Martins’s choreography was a muddle of dance breeds, none of which were articulated beyond the stylings of watered-down touring cast company dancing, or worse, dinner theater fare. The giant mirror did little to enhance the simple steps (which never really seemed to fit these dancers who hungered for a little more intricacy with every gesture).
And the guest singers Debbie Gravitte and Jonathan Dokuchitz, hitting almost all the right notes, mingled with the dancers which made for an odd merger of artistic forms. They seemed uncomfortably shoehorned together, and even joined the dancers for a final grand exit, something out of “Manhattan Melodrama.” Instead it all looked unresolved (there was no storyline, after all) and like the easy way out. “Thou Swell,” for all the glitz and good humor, felt more like a party to which none of us were invited.
“Stars and Stripes” is an unqualified crowd pleaser. And as danced by Ashley Bouder and Damian Woetzel, the tone was patriotic without being nationalistic, witty without being satirical, a circumstance not inflated by pomp. George Balanchine constructed a loose pageant of a sort, with each section (or “Campaign,” as the ballet refers to them) designed as regiments. The Corcoran Cadets were classical variations of the Rockettes, with their short tutus and ankle socks. The Rifle Regiment was stately but wry; this is a tribute to, and a wink at, the armed forces of 1950s Americana. Nothing of this sort would be attempted today by a major company—the tenor of an updated choreographic interpretation of the military would be controversial and far too disconcerting to stage. Imagine it, tin soldiers of the 21st century.
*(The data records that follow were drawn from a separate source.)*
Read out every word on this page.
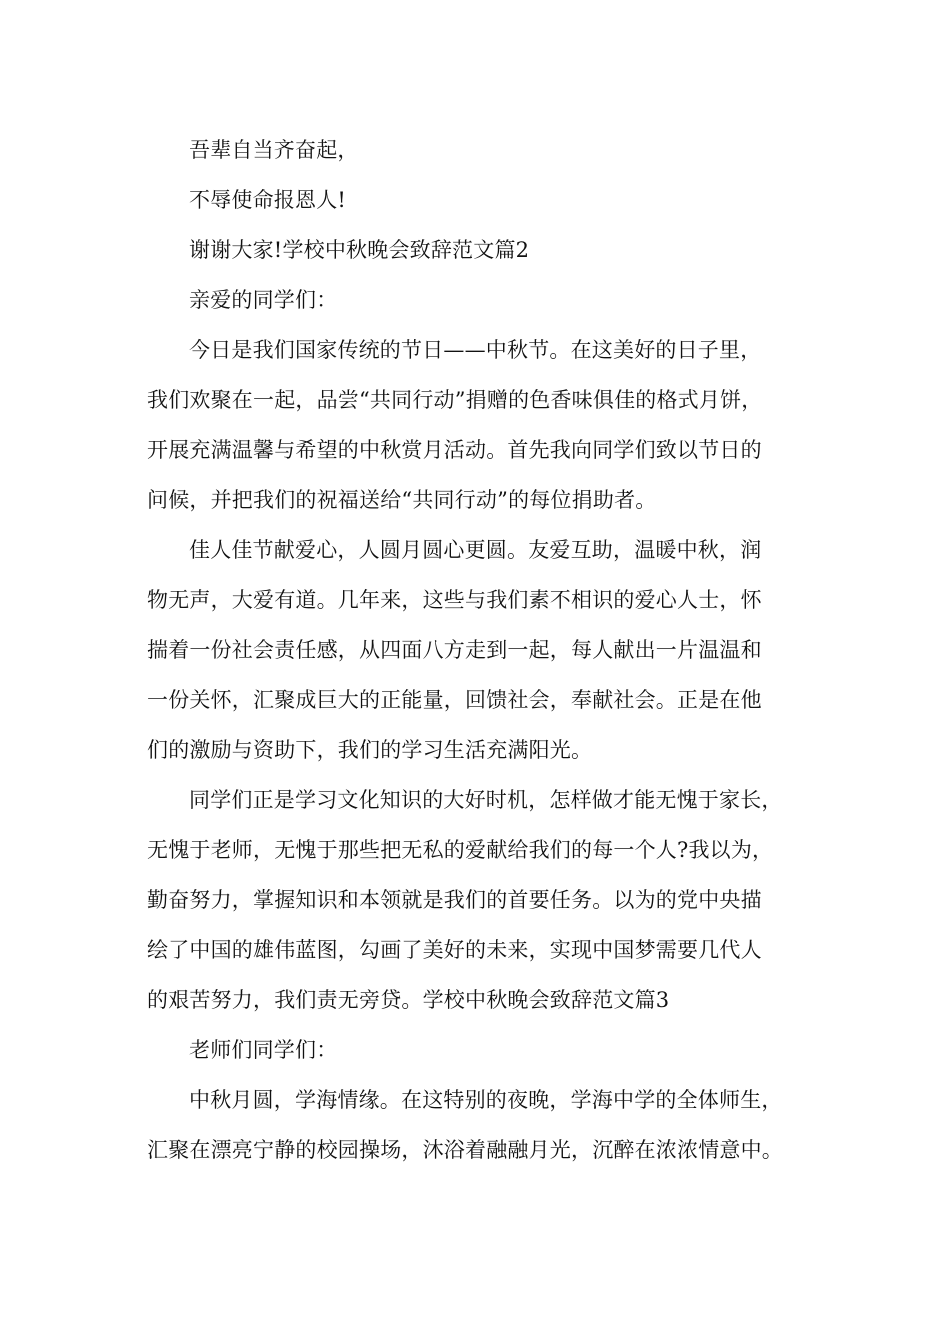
吾辈自当齐奋起，
不辱使命报恩人!
谢谢大家!学校中秋晚会致辞范文篇2
亲爱的同学们：
今日是我们国家传统的节日——中秋节。在这美好的日子里，
我们欢聚在一起，品尝“共同行动”捐赠的色香味俱佳的格式月饼，
开展充满温馨与希望的中秋赏月活动。首先我向同学们致以节日的
问候，并把我们的祝福送给“共同行动”的每位捐助者。
佳人佳节献爱心，人圆月圆心更圆。友爱互助，温暖中秋，润
物无声，大爱有道。几年来，这些与我们素不相识的爱心人士，怀
揣着一份社会责任感，从四面八方走到一起，每人献出一片温温和
一份关怀，汇聚成巨大的正能量，回馈社会，奉献社会。正是在他
们的激励与资助下，我们的学习生活充满阳光。
同学们正是学习文化知识的大好时机，怎样做才能无愧于家长，
无愧于老师，无愧于那些把无私的爱献给我们的每一个人?我以为，
勤奋努力，掌握知识和本领就是我们的首要任务。以为的党中央描
绘了中国的雄伟蓝图，勾画了美好的未来，实现中国梦需要几代人
的艰苦努力，我们责无旁贷。学校中秋晚会致辞范文篇3
老师们同学们：
中秋月圆，学海情缘。在这特别的夜晚，学海中学的全体师生，
汇聚在漂亮宁静的校园操场，沐浴着融融月光，沉醉在浓浓情意中。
Bouder and Woetzel’s partnering was clever and sprightly, and when she slipped, he was quick to overwhelm the audience (a little taken aback) with his role’s pinwheel of jumps, inducing gasps of the awe-struck variety out of them. But Bouder proved to be a tenacious, smooth adapter. She whipped back into her character delicately yet vociferously, winning everyone over, and investing the piece as a whole with an energy and vitality that suggested a ballerina of many more years’ experience and thickening of skin.